Here, change in kinetic energy is $\Delta KE$, additional power required to achieve the acceleration is ${\dot{W}}_{\text{in}}$, mass of the car is m and initial and final velocities of the car are $V_1$ and $V_2$ respectively.

Conclusion:

Substitute $1400\text{kg}$ for m, $110\text{km}/\text{h}$ for $V_2$, $70\text{km}/\text{h}$ for $V_1$, and $5\text{s}$ for $\Delta t$ in Equation (III).

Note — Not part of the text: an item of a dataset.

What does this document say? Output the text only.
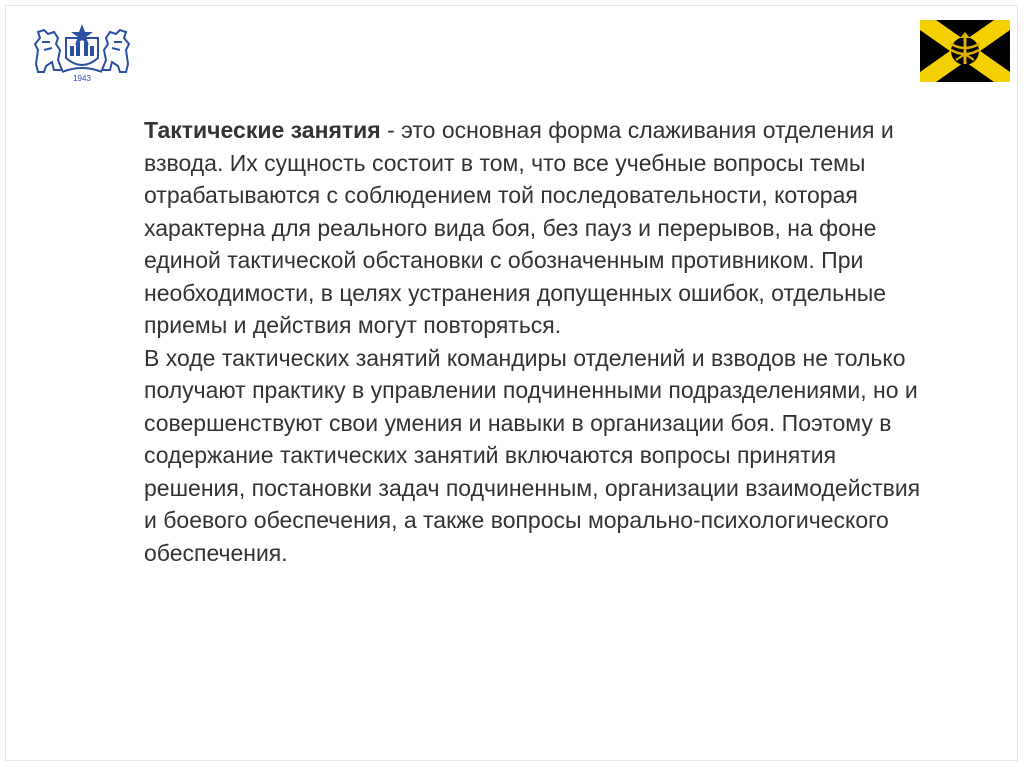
1943

Тактические занятия - это основная форма слаживания отделения и взвода. Их сущность состоит в том, что все учебные вопросы темы отрабатываются с соблюдением той последовательности, которая характерна для реального вида боя, без пауз и перерывов, на фоне единой тактической обстановки с обозначенным противником. При необходимости, в целях устранения допущенных ошибок, отдельные приемы и действия могут повторяться.

В ходе тактических занятий командиры отделений и взводов не только получают практику в управлении подчиненными подразделениями, но и совершенствуют свои умения и навыки в организации боя. Поэтому в содержание тактических занятий включаются вопросы принятия решения, постановки задач подчиненным, организации взаимодействия и боевого обеспечения, а также вопросы морально-психологического обеспечения.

$\begin{array}{c}{\dot{W}}_{\text{in}}=\frac{\left(1400\text{kg}\right)\left({\left(110\text{km}/\text{h}\right)}^2-{\left(700\text{km}/\text{h}\right)}^2\right)}{2\left(5\text{s}\right)}\\ =\frac{\left(1400\text{kg}\right)\left({\left(110\text{km}/\text{h}\times \frac{1\text{m}/\text{s}}{3.6\text{km}/\text{h}}\right)}^2-{\left(70\text{km}/\text{h}\times \frac{1\text{m}/\text{s}}{3.6\text{km}/\text{h}}\right)}^2\right)}{\left(10\text{s}\right)}\\ =\frac{\left(1400\text{kg}\right)\left(555.56{\text{m}}^2/{\text{s}}^2\right)}{\left(10\text{s}\right)}\left(\frac{1\text{kJ}/\text{kg}}{1000{\text{m}}^2/{\text{s}}^2}\right)\\ =77.8\text{kJ}/\text{s}\end{array}$

$\begin{array}{c}=77.8\text{kJ}/\text{s}\left(\frac{1\text{kW}}{1\text{kJ}/\text{s}}\right)\\ =77.8\text{kW}\end{array}$

Thus, the additional power required to achieve the desired acceleration is $\text{77}\text{.8}\text{kW}$.

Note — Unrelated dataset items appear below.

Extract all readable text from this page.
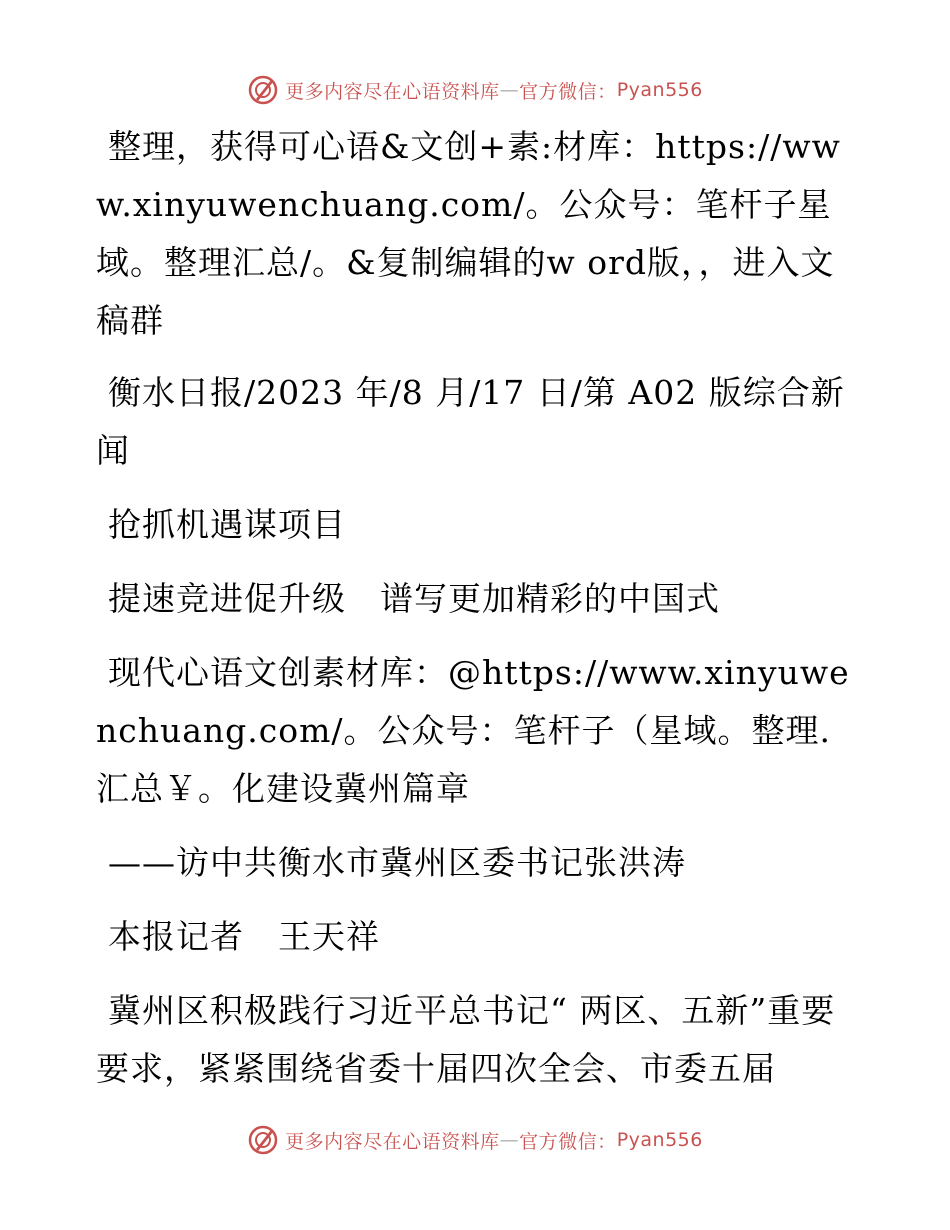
更多内容尽在心语资料库 — 官方微信： Pyan556

整理，获得可心语&文创+素:材库：https://www.xinyuwenchuang.com/。公众号：笔杆子星域。整理汇总/。&复制编辑的w ord版，，进入文稿群

衡水日报/2023 年/8 月/17 日/第 A02 版综合新闻

抢抓机遇谋项目

提速竞进促升级　谱写更加精彩的中国式

现代心语文创素材库：@https://www.xinyuwenchuang.com/。公众号：笔杆子（星域。整理.汇总￥。化建设冀州篇章

——访中共衡水市冀州区委书记张洪涛

本报记者　王天祥

冀州区积极践行习近平总书记“ 两区、五新”重要要求，紧紧围绕省委十届四次全会、市委五届

更多内容尽在心语资料库 — 官方微信： Pyan556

Substitute $700\text{kg}$ for m, $110\text{km}/\text{h}$ for $V_2$, $70\text{km}/\text{h}$ for $V_1$, and $5\text{s}$ for $\Delta t$ in Equation (III).

$\begin{array}{c}{\dot{W}}_{\text{in}}=\frac{\left(700\text{kg}\right)\left({\left(110\text{km}/\text{h}\right)}^2-{\left(70\text{km}/\text{h}\right)}^2\right)}{2\left(5\text{s}\right)}\\ =\frac{\left(700\text{kg}\right)\left({\left(110\text{km}/\text{h}\times \frac{1\text{m}/\text{s}}{3.6\text{km}/\text{h}}\right)}^2-{\left(70\text{km}/\text{h}\times \frac{1\text{m}/\text{s}}{3.6\text{km}/\text{h}}\right)}^2\right)}{\left(10\text{s}\right)}\\ =\frac{\left(700\text{kg}\right)\left(555.56{\text{m}}^2/{\text{s}}^2\right)}{\left(10\text{s}\right)}\left(\frac{1\text{kJ}/\text{kg}}{1000{\text{m}}^2/{\text{s}}^2}\right)\\ =38.9\text{kJ}/\text{s}\end{array}$

$\begin{array}{c}=38.9\text{kJ}/\text{s}\left(\frac{1\text{kW}}{1\text{kJ}/\text{s}}\right)\\ =38.9\text{kW}\end{array}$

Thus, additional power required to achieve the desired acceleration when the total mass of the car is $\text{700}\text{kg}$ is $\text{38}\text{.9}\text{kW}$.